Jean-Marc Eustache a privé les médias de son légendaire franc-parler pour l’annonce de son départ à la retraite.
« Il est désormais temps de laisser la place aux nouveaux décideurs », a sobrement déclaré dans un communiqué celui qui a fondé Transat avec Lina De Cesare et Philippe Sureau en 1987.
Une femme lui succédera
PDG de Tourisme Montréal
Sa successeure était connue : Annick Guérard, qui travaille chez Transat depuis 2002 et qui était chef de l’exploitation depuis la fin de 2017. Elle prend les rênes de Transat dès jeudi.

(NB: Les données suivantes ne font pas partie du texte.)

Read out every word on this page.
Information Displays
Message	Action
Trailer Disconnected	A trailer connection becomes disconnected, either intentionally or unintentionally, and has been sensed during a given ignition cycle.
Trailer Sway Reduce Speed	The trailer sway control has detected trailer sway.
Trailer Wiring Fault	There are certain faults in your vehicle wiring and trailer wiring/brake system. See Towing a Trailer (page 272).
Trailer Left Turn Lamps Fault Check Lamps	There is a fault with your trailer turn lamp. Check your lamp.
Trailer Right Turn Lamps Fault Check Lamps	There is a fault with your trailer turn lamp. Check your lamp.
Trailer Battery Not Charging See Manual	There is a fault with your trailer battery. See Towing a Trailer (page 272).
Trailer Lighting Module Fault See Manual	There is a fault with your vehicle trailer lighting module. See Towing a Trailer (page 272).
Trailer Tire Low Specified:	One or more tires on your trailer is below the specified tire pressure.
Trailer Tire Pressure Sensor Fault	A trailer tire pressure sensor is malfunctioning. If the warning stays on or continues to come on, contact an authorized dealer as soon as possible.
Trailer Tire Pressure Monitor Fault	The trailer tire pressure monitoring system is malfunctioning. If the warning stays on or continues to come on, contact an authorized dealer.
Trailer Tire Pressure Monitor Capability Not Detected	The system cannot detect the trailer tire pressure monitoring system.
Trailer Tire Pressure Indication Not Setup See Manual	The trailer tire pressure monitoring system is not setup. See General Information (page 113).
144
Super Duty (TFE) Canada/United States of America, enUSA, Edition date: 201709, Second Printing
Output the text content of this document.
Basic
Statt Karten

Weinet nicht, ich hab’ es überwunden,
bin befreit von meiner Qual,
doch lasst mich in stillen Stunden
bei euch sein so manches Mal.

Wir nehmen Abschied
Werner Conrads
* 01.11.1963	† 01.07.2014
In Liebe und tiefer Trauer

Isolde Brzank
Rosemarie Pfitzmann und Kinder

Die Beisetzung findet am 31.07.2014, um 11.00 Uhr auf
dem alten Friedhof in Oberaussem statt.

« Jean-Marc a vraiment été un leader sous-estimé au Québec », confie au Journal Yves Lalumière, PDG de Tourisme Montréal et ancien haut dirigeant de Transat.
L’entreprise montréalaise « a été l’une des rares compagnies aériennes au Canada à ne pas avoir fait faillite », souligne-t-il.
Né en Algérie d’un père français et d’une mère italienne, M. Eustache est arrivé au Québec en 1957. D’allégeance marxiste-léniniste comme bien des jeunes de l’époque, il organisera deux grèves pour réclamer la gratuité des études universitaires, dans les années 1970.
Démocratisation du voyage
C’est pour permettre aux étudiants de voyager à bas prix que l’entrepreneur cofondera l’agence Tourbec, en 1977. Cinq ans plus tard naîtra Trafic Voyages, l’ancêtre de Transat.

« Avec les tout-inclus, il a aidé à démocratiser le voyage », relève M. Lalumière.
Ironiquement, M. Eustache avait peur en avion et ne raffolait aucunement des séjours au soleil.
« Toaster 30 minutes d’un côté, 30 minutes de l’autre, ce n’est pas pour moi », a-t-il confié au magazine Inter de l’UQAM en 2008.
Jean-Marc Eustache a par ailleurs fait de Transat « un précurseur dans le développement de destinations », ajoute Yves Lalumière. Le voyagiste a en effet été le premier à relier directement le Québec à des villes françaises comme Bordeaux et des pays comme la Hongrie ou Israël.
La recette de sa longévité ? Le travail.
« Il mangeait du Transat constamment », relate Yves Lalumière.
C’est donc à Mme Guérard qu’incombera la responsabilité de préparer Transat pour la relance et d’assurer sa pérennité.
« La question de l’heure, c’est : qui va être le prochain propriétaire de Transat ? » affirme M. Gradek.